Story of the Day for Monday June 12, 2011
Dead Things Don’t Grow
. . . Just as you learned from us how to live in a manner pleasing to God, in the same way you are living, do so more and more.
1 Thessalonians 4:1
My daughter, Erika, used to walk to work. She had no choice. Her summer job was at Schaeffer Meadows, a remote ranger station near Glacier National Park in Montana. The closest road to the ranger station, at Morrison Creek, was 14 miles, but her usual route from Spotted Bear headquarters wound18 miles over a mountain pass.
Having completed a semester at NOLS, the National Outdoor Leadership School, hiking 18 miles to work was no big deal.
Our family thought we’d just drop in for a visit one summer, so we hoisted our backpacks, hit the trail, and managed 300 yards before we stopped, exhausted, and had second thoughts about whether we were capable of completing an 18 mile hike.
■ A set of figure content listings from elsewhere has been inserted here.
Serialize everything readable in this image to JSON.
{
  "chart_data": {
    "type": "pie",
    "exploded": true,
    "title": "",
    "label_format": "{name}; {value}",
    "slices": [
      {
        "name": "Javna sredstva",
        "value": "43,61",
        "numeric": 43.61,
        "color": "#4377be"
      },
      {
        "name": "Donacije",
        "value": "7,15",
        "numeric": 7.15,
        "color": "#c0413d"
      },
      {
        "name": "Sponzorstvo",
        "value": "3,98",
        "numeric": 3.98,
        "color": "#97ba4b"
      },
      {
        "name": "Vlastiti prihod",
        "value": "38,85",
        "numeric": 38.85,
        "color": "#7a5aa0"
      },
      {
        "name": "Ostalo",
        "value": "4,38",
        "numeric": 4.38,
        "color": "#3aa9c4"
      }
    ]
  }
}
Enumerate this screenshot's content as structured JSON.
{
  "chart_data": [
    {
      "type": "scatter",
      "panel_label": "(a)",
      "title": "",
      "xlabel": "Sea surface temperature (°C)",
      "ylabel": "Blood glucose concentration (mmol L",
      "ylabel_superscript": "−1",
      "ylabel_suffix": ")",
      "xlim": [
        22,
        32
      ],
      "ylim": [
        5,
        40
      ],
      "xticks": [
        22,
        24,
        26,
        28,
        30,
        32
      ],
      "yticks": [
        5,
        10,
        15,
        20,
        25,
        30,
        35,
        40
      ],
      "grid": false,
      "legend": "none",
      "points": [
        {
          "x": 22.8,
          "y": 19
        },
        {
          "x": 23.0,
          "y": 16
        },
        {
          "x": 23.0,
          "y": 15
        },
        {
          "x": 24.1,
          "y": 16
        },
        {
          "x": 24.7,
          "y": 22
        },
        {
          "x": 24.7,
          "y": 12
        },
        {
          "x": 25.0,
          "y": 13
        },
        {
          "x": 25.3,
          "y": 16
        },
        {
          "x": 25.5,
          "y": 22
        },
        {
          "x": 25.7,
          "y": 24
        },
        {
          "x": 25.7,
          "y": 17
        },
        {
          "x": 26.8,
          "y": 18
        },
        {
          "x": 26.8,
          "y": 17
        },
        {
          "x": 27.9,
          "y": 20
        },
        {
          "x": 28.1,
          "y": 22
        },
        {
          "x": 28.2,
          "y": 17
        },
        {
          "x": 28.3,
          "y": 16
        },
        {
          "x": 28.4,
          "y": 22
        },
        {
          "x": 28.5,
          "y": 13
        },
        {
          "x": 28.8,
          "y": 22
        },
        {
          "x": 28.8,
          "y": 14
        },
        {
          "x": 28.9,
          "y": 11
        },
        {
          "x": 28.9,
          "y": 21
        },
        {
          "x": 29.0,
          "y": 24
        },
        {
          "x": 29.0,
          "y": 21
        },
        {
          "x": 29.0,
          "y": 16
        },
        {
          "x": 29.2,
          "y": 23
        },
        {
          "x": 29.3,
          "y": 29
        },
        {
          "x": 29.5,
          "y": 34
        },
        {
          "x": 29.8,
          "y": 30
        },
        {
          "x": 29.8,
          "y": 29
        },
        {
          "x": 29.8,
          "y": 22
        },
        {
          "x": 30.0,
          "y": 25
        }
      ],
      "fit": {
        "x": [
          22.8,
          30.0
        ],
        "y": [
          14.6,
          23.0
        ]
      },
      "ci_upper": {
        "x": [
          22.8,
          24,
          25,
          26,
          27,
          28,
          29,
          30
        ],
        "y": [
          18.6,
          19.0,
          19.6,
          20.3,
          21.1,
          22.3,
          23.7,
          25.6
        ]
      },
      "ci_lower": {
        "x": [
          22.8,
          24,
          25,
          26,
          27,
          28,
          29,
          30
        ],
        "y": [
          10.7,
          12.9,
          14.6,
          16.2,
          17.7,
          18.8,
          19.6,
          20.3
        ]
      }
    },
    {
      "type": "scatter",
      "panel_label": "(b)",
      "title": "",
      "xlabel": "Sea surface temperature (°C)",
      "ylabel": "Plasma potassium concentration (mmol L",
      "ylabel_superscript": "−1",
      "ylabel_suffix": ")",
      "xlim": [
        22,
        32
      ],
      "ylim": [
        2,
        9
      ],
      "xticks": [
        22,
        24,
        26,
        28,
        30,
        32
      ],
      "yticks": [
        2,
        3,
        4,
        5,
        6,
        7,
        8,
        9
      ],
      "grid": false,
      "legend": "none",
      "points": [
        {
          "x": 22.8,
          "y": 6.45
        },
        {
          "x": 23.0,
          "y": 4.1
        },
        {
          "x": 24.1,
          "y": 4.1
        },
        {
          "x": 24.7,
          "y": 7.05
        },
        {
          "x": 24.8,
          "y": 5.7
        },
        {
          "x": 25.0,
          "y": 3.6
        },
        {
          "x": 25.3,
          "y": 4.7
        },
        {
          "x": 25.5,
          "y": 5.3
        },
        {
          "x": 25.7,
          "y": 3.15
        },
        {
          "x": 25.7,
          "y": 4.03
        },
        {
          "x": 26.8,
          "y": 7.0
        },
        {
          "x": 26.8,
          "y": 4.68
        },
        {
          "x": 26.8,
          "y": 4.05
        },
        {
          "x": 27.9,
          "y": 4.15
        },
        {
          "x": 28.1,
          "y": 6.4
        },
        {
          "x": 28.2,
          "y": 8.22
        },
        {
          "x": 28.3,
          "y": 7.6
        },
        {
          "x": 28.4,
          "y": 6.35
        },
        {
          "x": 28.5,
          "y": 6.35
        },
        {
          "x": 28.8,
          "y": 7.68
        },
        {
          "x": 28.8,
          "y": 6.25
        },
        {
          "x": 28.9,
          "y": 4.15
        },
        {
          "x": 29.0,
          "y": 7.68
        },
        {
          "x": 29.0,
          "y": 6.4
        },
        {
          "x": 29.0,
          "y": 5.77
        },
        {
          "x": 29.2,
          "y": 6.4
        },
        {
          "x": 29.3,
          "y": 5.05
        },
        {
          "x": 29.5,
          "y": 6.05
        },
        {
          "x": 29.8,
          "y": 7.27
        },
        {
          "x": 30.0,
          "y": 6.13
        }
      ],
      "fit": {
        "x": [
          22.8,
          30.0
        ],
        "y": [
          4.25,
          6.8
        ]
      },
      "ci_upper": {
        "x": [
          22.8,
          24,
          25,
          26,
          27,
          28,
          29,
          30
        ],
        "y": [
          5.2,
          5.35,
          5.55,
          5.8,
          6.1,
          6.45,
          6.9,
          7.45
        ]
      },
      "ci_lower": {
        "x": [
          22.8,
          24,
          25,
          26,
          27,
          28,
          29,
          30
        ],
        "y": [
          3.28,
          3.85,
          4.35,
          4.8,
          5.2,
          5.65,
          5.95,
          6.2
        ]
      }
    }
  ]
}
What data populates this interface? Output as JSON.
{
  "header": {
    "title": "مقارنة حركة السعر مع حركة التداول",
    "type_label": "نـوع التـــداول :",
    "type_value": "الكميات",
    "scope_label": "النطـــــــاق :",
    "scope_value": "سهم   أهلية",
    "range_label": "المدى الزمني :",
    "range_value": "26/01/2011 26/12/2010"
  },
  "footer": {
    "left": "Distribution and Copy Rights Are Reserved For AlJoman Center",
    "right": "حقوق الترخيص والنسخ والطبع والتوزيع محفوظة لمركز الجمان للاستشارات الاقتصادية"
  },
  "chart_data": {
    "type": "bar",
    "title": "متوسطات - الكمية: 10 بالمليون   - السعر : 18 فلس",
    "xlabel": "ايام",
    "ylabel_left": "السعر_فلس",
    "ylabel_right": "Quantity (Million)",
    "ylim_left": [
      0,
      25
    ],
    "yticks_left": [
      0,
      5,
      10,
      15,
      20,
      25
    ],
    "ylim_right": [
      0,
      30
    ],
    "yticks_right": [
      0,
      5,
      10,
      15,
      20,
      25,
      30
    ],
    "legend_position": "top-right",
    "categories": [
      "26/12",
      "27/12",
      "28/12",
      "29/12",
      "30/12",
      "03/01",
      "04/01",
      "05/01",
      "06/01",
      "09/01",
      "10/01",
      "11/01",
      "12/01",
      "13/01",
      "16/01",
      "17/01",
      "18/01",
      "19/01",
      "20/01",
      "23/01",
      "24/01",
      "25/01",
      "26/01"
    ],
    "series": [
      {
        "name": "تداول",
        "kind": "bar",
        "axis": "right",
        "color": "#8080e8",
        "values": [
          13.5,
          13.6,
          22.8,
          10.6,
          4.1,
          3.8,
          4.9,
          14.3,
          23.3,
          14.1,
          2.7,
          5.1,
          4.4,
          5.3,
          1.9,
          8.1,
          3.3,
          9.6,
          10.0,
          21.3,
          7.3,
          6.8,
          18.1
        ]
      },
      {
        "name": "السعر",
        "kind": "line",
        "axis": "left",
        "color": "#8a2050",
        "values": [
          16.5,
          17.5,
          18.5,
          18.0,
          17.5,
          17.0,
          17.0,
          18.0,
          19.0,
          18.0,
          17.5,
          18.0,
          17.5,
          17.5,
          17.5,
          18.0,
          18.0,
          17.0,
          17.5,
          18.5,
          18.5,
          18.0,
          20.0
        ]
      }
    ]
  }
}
The first day, we managed to trudge up to a high mountain lake near Whitcomb Peak. And the second day we straggled into the ranger station.
When we hiked out, we followed Morrison Creek and completed the 14 miles in one day.
My son, Randy, joined the Marines a couple months later. Basic training was no picnic. After their first ten mile hike, the exhausted recruits complained at how strenuous the hike had been.
Randy just smiled and said he had been hiking further than this in Montana. At far higher elevation. With a sixty pound pack. And then the clincher . . .and accompanied by his five year old sister.
Faith is like that. When we do more than we ever thought we could have done, we find there is still more that we can do that we never thought we could have done.
Paul is commending the congregation at the Greek town of Thesslonica. They have been learning to apply their faith in Jesus and live in a way that pleases God.
And what does Paul say? “Good going, you guys! Now, keep growing more and more.”
The life which Jesus calls us to is not static. We grow. Look at how the Bible describes the church: we’re always growing. Moving. Building.
Growing doesn’t earn us eternal life. It’s the other way around: you have to first be alive. Dead things don’t grow.